Sementara orang-orang yang masih sehat sampai bisa berteriak-teriak ini, seolah beranggapan covid hanya mitos. Benarlah kalimat seorang warganet yang pernah lewat di timeline-ku. "Covid hanya mitos, sampai kamu atau orang terdekatmu yang terinfeksi."
Lonjakan kasus kemarin, hingga 8 ribu lebih dalam sehari, mungkin hanya pemanasan. Toh, reaksinya biasa saja. Tidak ada perubahan berarti, orang-orang merespons biasa saja.

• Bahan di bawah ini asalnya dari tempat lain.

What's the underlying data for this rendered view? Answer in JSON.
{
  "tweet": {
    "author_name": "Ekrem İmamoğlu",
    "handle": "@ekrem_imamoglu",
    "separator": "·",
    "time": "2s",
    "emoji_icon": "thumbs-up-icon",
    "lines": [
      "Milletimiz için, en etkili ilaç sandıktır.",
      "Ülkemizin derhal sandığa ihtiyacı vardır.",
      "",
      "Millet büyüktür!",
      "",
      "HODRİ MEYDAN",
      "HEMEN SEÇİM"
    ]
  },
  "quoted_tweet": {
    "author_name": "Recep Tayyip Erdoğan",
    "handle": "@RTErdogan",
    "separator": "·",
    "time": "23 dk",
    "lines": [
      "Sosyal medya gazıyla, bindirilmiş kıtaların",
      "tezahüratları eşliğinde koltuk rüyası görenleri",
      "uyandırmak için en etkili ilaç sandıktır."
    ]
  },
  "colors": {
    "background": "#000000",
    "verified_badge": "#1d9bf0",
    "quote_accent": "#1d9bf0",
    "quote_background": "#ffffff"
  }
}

Penggunaan masker, mirip dengan kewajiban mengenakan helm. Masyarakat mematuhinya karena khawatir ditilang/didenda. Jika dirasa tak ada polisi yang melihat, mereka tak mengenakan helm. Bukan melindungi kepala, tapi dompet.
Begitu pula masker. Kalau mereka paham, tentu tidak akan membuka masker ketika bicara, karena masker justru dimaksudkan untuk menahan droplet. Tak cukup membuka masker, bahkan sebagian besar mendekat, meninggalkan tanda jejak kaki pengatur jarak antarorang.
Sepenuhnya menyalahkan masyarakat juga tidak tepat. Apa guna mereka patuh prokes kalau pemangku kebijakan pun membuat aturan yang tidak menunjukkan keberpihakan pada prokes yang dibuat. Mencla-mencle.
Contoh nyatanya begitu konkret; Januari 2021 sekolah dibuka, Desember 2020 pilkada. Lawak kan!